November 29, 2024 – A recent study conducted by Stanford University, involving over 50,000 software engineers from hundreds of companies, has revealed a surprising statistic: approximately 9.5% of these professionals are categorized as “phantom employees.” These individuals, despite holding positions within their respective companies, exhibit extremely low productivity levels—barely reaching one-tenth of the average and making virtually no substantial contributions to their teams, while still receiving full salaries.
The study indicates that these “phantom employees” often have a remarkable ability to seamlessly integrate into the fabric of organizational structures, thereby avoiding undue attention. Research suggests that some of these individuals may be engaged in “multiple employment,” meaning they work simultaneously for multiple companies, dividing their attention and effort among various roles.

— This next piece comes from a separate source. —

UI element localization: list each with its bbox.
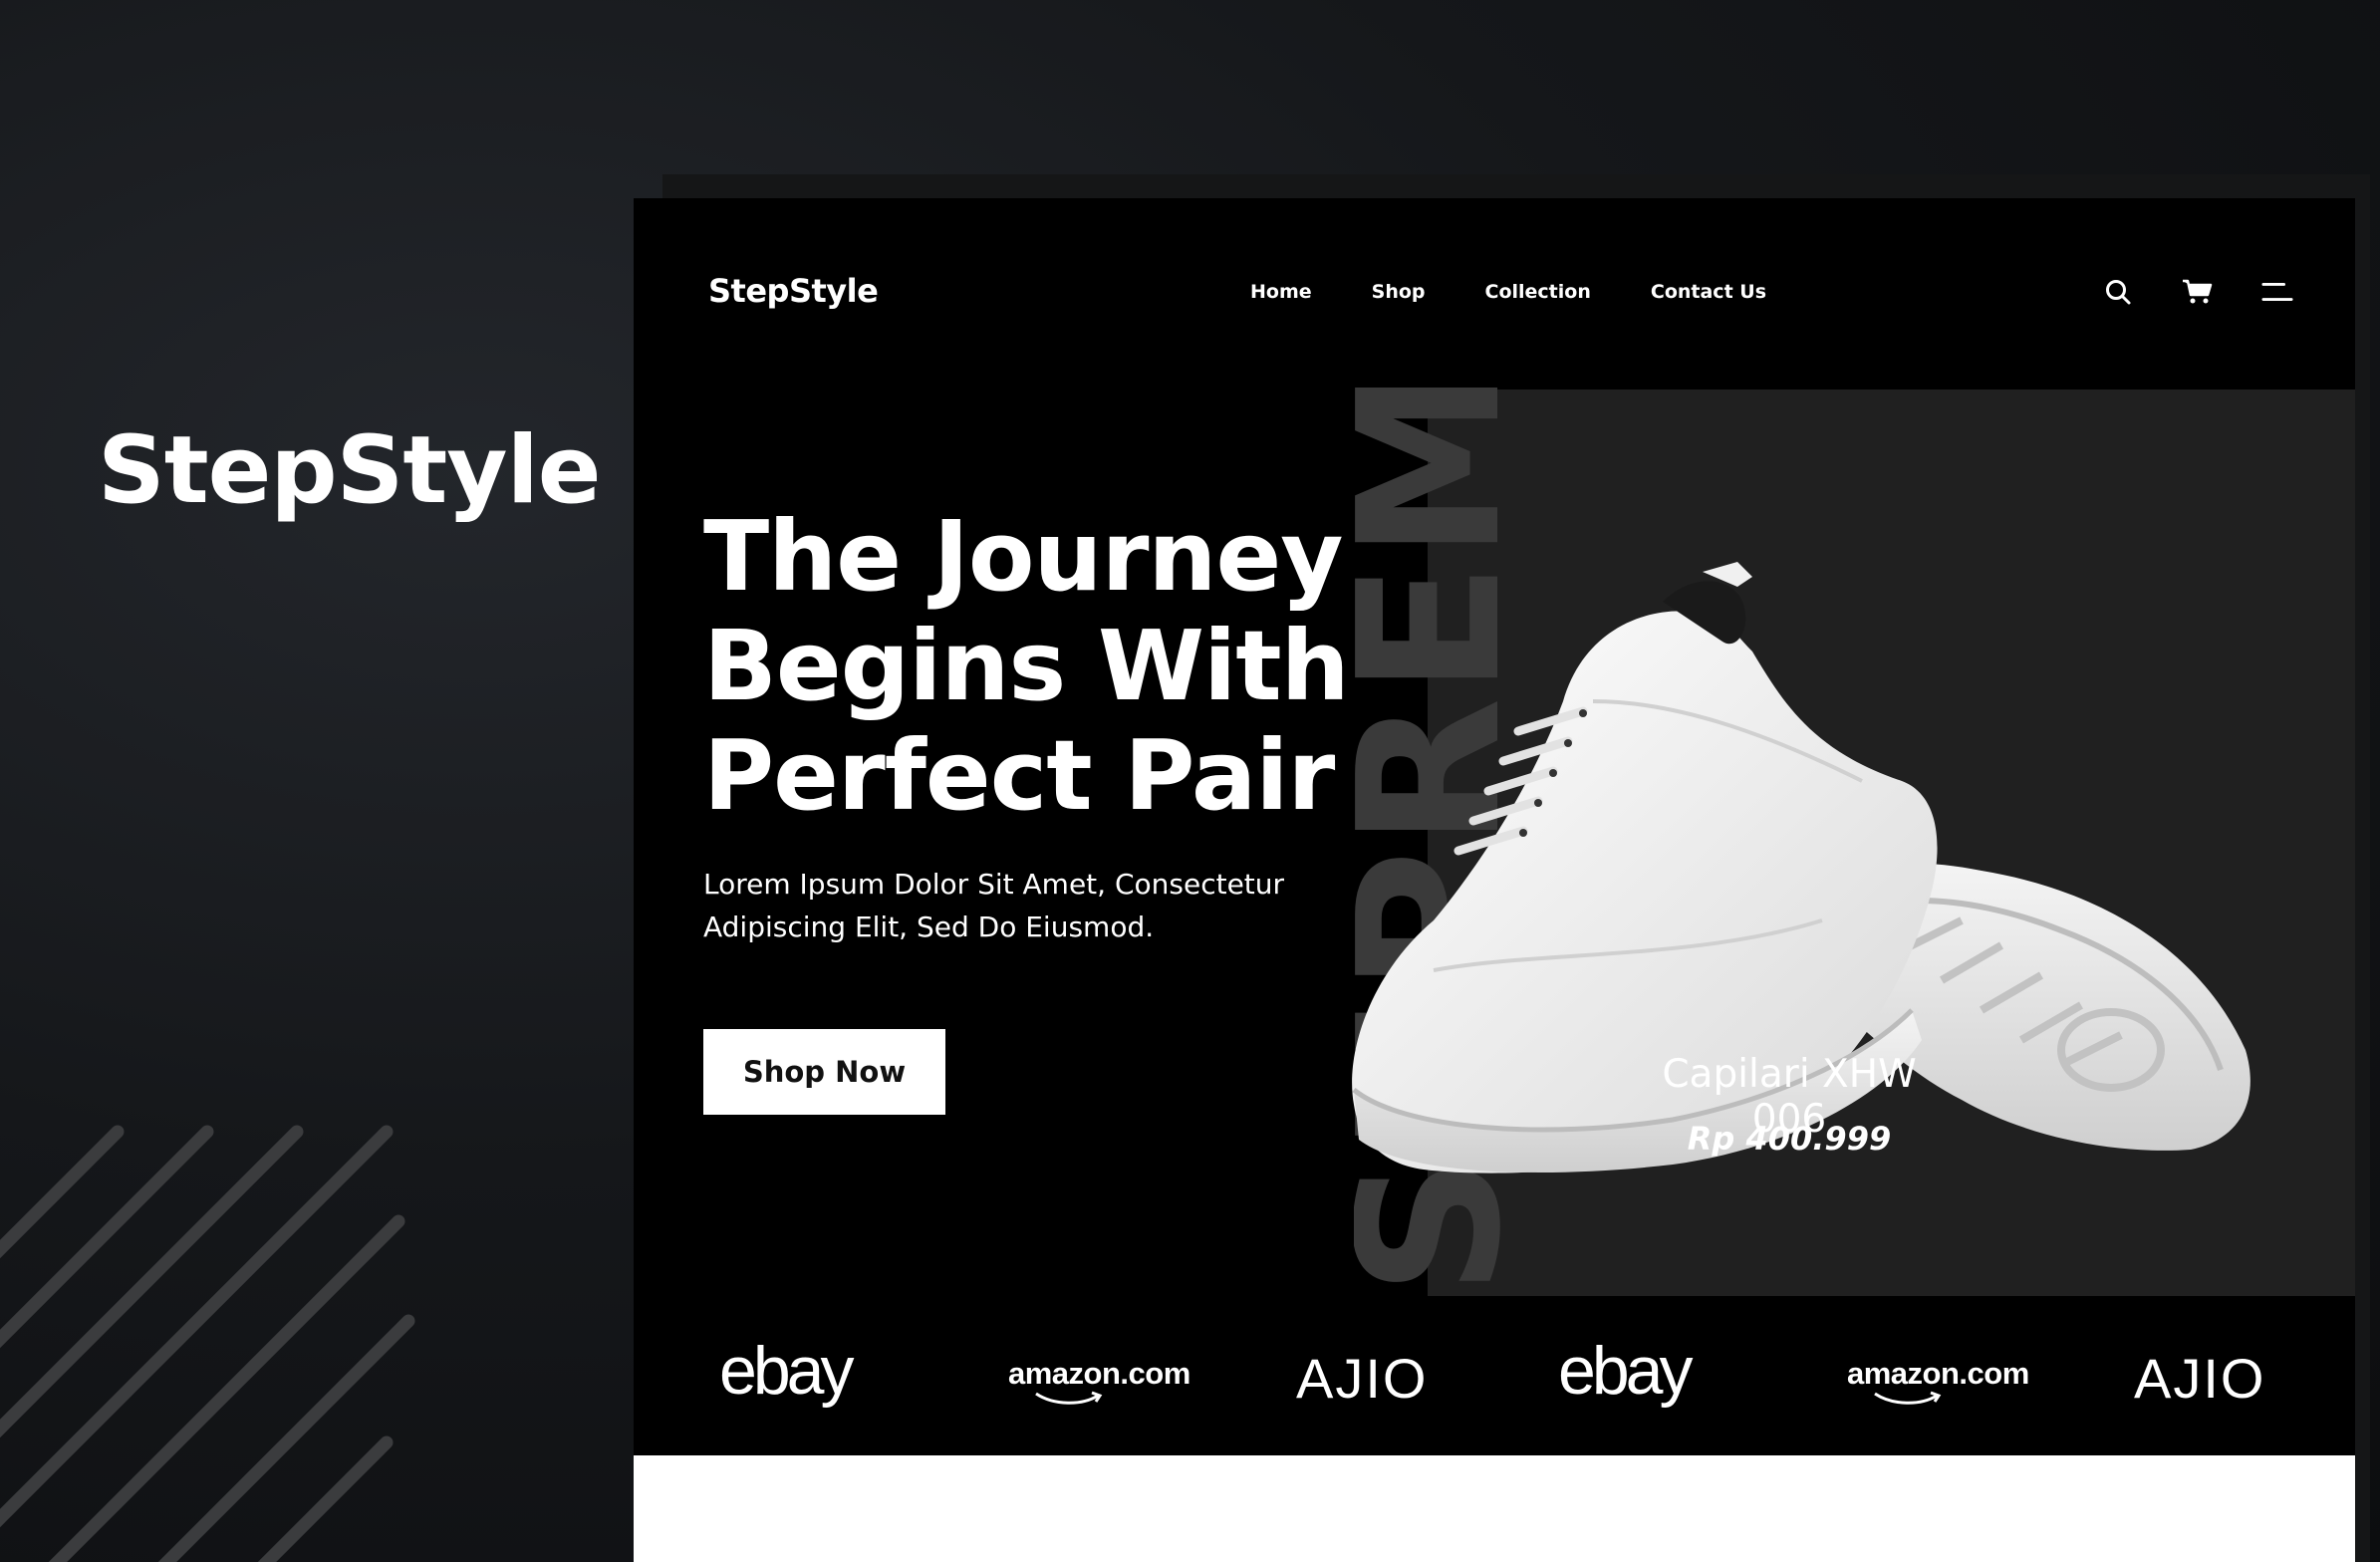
- nav-link-shop[interactable]: Shop: [1372, 281, 1426, 303]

Interestingly, the research found that remote workers are more likely to fall into the “phantom employee” category (14%), compared to those in a hybrid work model (9%), and finally, those working fully in-office, who have the lowest percentage (6%).
Researchers highlight that tracking code submissions can serve as a method to identify these “phantom employees.” While acknowledging that it’s not a flawless metric, it does provide insights into employees’ activity levels. The findings show that about 58% of employees submit code more than once a month, whereas the remaining 42% make only minor changes, such as editing a single line or character, which could be interpreted as merely “pretending to work.”
It’s noteworthy that large technology companies are significantly impacted by this issue. For instance, it is estimated that IBM has 17,100 engineers who are not performing well, costing the company $2.5 billion annually.
The study authors posit that if these large technology companies were to terminate the 9.5% of “phantom employees,” they could potentially save billions of dollars. Furthermore, if these savings were converted into profits without incurring additional costs, the market value of the 12 companies that fired these inefficient engineers would increase by $465 billion.